Question

I was looking at the emulated version of nullptr and saw this converting operator (a member of nullptr_t):

template<class C, class T>    // or any type of null
operator T C::*() const       // member pointer...
{ return 0; }

This syntax for pointer to member function confuses me. I usually expect to see such a type as something like

R (C::*)(I1, I2, ...)

With the template above, there's no input arguments. I can't figure out how the type deduction works in this case. I'm having trouble forming a specific question, other than, how does this work? If I have code like this:

typedef int (MyClass::*MyTypedef)(float);
MyTypedef m = nullptr;

I'm guessing T deduces to int, and C deduces to MyClass. What "happens" to float?

Was it helpful?

Solution

That is a pointer to member, not necessarily a pointer to member function. The difference is that it can generate a pointer to member function or a pointer to non-function member.

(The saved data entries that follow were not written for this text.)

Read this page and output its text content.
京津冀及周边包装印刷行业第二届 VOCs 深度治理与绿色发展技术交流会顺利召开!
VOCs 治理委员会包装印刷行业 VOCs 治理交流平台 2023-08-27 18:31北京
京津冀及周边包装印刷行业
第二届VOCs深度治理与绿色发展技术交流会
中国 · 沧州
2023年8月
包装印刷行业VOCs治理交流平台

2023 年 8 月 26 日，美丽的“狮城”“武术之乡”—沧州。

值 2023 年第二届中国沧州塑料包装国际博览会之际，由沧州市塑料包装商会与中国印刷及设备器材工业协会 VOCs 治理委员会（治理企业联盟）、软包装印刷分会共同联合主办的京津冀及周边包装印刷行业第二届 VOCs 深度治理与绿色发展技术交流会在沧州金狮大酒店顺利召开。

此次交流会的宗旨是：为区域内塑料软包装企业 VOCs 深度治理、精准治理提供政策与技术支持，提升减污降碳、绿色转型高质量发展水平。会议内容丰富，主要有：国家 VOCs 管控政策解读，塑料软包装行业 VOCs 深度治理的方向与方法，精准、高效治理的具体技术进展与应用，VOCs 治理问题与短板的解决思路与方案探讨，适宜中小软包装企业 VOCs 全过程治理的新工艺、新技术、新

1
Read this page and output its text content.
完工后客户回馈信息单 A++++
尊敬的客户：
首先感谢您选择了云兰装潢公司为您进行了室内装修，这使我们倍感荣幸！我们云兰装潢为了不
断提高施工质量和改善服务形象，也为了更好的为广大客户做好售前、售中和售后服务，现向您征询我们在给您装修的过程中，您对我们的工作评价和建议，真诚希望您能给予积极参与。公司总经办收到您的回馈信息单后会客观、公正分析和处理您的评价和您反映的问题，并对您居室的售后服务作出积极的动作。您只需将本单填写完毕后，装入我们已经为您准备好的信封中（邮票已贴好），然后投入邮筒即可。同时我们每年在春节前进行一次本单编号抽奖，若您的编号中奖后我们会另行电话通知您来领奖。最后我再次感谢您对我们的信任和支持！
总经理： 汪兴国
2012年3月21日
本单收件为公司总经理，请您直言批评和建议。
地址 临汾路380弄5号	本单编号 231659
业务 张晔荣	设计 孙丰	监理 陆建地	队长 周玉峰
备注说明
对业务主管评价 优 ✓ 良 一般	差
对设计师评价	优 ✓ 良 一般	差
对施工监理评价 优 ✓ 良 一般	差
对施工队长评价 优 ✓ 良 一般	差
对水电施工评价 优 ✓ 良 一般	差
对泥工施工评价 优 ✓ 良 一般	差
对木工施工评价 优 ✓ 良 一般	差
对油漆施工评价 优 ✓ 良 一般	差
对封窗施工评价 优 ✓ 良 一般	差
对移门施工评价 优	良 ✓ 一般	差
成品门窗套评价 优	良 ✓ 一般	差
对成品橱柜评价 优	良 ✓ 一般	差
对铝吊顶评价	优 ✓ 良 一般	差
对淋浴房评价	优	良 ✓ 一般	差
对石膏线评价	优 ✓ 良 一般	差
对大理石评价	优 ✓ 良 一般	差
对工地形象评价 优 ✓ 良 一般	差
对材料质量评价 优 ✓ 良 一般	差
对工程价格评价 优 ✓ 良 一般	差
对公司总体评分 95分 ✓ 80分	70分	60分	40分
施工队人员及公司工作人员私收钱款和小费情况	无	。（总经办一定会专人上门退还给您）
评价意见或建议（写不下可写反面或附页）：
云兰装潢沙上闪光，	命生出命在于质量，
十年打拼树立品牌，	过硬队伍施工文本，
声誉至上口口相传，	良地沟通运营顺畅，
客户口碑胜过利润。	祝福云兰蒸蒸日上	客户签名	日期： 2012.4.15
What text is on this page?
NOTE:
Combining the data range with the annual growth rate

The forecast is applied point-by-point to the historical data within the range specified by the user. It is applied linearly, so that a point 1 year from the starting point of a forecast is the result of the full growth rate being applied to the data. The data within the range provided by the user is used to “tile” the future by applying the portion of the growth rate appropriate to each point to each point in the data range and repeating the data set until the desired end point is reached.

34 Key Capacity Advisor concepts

Now in the particular use case, the destination is a pointer to member, the compiler is seeing an expression in which it needs a int (MyClass::*)(float), and on the other hand it has a nullptr. It tries to find a conversion and it finds the operator T C::*(), which is a valid conversion if C is deduced to be MyClass and T is deduced to be int (float) [function taking a float and returning an int].

I also find this particular corner of the language a bit confusing (having typedefs, or deduced types for functions), for example this is legal if weird:

typedef void int_f(int);
struct X {
   int_f m;
};
void X::m(int x) { std::cout << x << '\n'; }

The same thing is going on in the conversion operator that you are concerned with.